E proprio dalla volontà di provocare terrore, attraverso azioni
scarsamente prevedibili e limitatamente contrastabili,
discenderebbe l’introduzione e l’evoluzione di tecniche nuove e
sempre più spregiudicate, in grado di adattarsi velocemente e in
maniera economica alle contromisure, spesso onerose e impegnative,
adottate dai governi e dalle istituzioni deputate alla sicurezza
collettiva.
Il Nuovo Terrorismo Insurrezionale (NIT – New Insurrectional Terrorism) è l'approccio
concettuale al terrorismo contemporaneo di matrice islamica proposto ufficialmente nel 2015,
attraverso il contributo dell’Autore di questa analisi, dal gruppo di ricerca internazionale
della ‘5+5 Defense Initiative’ – l'iniziativa di difesa intergovernativa per la sicurezza del
Mediterraneo occidentale, di cui fanno parte Italia, Mauritania, Marocco, Libia, Algeria,
Tunisia, Malta, Francia, Spagna, Portogallo. Per un approfondimento, si rimanda a C.

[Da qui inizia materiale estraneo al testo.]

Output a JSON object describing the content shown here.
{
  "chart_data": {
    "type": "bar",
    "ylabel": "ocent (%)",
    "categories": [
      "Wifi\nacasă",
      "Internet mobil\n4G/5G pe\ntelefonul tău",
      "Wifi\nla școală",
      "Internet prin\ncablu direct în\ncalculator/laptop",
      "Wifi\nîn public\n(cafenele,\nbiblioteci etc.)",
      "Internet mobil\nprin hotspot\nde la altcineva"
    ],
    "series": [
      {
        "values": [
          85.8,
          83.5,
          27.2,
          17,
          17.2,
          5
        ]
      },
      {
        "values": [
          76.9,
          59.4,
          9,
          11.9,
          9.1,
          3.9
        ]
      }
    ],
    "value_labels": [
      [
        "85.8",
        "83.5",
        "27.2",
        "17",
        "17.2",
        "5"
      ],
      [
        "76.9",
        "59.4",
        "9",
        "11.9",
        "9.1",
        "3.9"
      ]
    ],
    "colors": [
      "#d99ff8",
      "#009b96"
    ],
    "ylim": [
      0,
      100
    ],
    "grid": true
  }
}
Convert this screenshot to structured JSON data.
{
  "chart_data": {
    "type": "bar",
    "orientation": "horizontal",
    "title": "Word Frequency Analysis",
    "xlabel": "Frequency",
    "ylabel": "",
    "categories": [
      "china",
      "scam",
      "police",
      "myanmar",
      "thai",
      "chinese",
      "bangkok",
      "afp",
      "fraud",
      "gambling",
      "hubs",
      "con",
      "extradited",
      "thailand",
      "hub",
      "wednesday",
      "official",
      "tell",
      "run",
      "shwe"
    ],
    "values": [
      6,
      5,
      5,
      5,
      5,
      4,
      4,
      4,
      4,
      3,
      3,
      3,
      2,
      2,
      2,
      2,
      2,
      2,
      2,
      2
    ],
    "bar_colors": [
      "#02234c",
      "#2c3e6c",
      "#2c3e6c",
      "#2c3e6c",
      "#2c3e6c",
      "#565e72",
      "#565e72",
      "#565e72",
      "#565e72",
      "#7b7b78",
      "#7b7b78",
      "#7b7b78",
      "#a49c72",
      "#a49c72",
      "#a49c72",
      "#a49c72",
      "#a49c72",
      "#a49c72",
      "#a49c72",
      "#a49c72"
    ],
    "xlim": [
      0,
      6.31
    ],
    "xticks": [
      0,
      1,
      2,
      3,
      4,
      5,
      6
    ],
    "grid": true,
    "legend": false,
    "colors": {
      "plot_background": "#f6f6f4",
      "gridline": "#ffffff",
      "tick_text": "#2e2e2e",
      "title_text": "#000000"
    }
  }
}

Bertolotti, NIT: Il ‘Nuovo Terrorismo Insurrezionale’. Dalla ‘5+5 Defense Initiative 2015’ il
cambio di approccio alla minaccia dello Stato islamico, Analysis No. 292, 16 dicembre 2015,
ISPI Milano e C. Bertolotti in AA.VV., "Securing the borders of 5+5 space: cooperation and
implications", cap. 1, CEMRES, Tunisi 2015.